Having been involved in partnership work with local government some years ago, I became interested in diagnosis and classification of mental health disorders, and how they are treated in the public domain; I have continued this interest, particularly in relation to evolutionary and cross cultural psychology. I now teach this topic also.
Most recently I have had the opportunity to follow up my passion and studied a taught Masters course in Evolutionary Psychology at Brunel university, finishing with a dissertation investigating the relationship between empathy and self awareness, which is still ongoing. I am steadily integrating this evolutionary perspective into my therapeutic work, my teaching on the foundation degree course at Weston College and writing for various journals.
I find including the aspect of evolution in explaining how our minds work adds a deeper level of understanding as we can engage with more difficult ultimate questions, such as why we tend to be very prone to anxiety, depression and how suggestible we all tend to be to cultural trends and values, and how these develop to act as triggers to our mental well being.

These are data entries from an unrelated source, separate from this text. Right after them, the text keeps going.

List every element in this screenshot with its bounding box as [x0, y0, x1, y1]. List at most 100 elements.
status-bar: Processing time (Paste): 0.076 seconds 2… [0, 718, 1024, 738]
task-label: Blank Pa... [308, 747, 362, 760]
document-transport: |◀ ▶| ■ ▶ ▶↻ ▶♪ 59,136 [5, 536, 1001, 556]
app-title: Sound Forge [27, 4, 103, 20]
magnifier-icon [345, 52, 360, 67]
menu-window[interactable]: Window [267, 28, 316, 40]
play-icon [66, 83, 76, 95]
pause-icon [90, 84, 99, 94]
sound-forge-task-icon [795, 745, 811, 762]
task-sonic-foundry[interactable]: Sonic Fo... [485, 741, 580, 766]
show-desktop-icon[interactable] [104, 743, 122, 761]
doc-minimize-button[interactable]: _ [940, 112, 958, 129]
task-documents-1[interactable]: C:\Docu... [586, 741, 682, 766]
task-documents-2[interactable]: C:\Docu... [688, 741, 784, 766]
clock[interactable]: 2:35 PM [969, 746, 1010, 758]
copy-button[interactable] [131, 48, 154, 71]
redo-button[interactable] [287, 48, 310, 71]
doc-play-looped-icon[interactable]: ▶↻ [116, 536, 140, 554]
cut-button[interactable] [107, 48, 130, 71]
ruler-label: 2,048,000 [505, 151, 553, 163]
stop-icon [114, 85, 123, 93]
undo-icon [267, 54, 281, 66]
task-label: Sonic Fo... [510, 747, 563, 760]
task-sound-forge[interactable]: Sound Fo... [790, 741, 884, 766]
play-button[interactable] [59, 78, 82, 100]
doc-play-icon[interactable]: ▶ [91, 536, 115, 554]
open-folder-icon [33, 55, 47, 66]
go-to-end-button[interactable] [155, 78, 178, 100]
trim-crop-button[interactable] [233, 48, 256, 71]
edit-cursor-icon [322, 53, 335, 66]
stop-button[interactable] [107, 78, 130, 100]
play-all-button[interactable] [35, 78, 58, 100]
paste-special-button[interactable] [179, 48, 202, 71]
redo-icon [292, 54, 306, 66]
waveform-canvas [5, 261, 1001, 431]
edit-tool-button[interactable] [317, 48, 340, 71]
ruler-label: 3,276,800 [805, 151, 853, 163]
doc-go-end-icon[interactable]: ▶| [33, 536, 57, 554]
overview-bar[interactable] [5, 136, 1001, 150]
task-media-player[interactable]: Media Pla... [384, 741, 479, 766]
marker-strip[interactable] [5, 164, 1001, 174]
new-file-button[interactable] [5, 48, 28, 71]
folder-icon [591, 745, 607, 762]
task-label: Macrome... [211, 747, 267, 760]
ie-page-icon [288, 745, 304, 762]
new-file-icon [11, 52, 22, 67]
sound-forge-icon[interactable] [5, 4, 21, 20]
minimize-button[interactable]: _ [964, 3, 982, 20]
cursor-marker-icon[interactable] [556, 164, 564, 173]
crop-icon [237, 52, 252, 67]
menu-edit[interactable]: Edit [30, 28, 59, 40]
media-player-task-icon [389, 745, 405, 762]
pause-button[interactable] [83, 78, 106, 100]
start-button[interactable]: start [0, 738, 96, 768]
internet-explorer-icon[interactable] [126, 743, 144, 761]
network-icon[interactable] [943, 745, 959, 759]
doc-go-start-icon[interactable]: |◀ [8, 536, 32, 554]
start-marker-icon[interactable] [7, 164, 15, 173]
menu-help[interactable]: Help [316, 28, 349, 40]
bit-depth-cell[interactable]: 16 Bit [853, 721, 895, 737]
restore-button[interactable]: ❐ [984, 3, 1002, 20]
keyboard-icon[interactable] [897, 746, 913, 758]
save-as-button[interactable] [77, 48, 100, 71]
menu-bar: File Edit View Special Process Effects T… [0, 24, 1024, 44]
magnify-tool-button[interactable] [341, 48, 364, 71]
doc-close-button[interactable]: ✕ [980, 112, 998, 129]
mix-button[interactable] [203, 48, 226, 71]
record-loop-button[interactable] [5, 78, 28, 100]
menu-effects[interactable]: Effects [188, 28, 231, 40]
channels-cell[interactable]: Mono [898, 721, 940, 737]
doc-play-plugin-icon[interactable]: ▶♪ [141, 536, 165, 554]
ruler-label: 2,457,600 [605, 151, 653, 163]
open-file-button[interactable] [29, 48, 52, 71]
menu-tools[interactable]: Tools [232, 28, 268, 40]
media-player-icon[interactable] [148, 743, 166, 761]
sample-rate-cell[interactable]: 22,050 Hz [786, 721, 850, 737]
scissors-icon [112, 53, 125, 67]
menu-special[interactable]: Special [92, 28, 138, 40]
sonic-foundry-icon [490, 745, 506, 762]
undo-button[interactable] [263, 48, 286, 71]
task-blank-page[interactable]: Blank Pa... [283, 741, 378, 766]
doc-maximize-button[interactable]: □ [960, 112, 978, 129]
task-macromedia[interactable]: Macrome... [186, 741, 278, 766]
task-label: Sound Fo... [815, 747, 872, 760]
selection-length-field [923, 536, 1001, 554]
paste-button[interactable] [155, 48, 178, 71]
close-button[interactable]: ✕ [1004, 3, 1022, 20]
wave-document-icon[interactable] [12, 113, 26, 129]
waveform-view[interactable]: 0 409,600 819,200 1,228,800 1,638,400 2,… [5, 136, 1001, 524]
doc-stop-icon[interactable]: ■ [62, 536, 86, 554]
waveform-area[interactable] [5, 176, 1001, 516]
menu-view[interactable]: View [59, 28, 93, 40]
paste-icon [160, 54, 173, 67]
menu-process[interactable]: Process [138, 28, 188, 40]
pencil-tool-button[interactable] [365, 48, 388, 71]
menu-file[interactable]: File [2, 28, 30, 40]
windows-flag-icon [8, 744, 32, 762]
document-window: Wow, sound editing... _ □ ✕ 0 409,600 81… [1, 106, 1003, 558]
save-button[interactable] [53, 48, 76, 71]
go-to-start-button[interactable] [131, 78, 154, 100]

This aspect has also led me to be interested in Conservation Psychology in looking at how we can engage in making more long term decisions to change the way we live to be more sustainable over thousands of years rather than the next few decades.
Current positions of responsibility:
Lecturer in Counselling on the Foundation degree at Weston College, teaching Humanistic counselling theory and practice, mental health and wellbeing, and supervising student placement work and running personal development groups. I also act as visiting lecturer on the current debates in therapy module of the BSc program.
Vice chair of the British Psychological Society Psychotherapy Section, arranging Continuing Professional Development courses and conferences and contributing regularly to the section review magazine.
Member of Counsellors and Psychotherapists in Private Practice (CAPPP), a Bristol based organisation coordinating CPD and conferences for local therapists.
Volunteer counsellor for HELP Counselling, a Bristol based charity offering low cost, unlimited time counselling for young people aged 9 – 25.
Member of the Applied Evolutionary Psychology Society as European contact.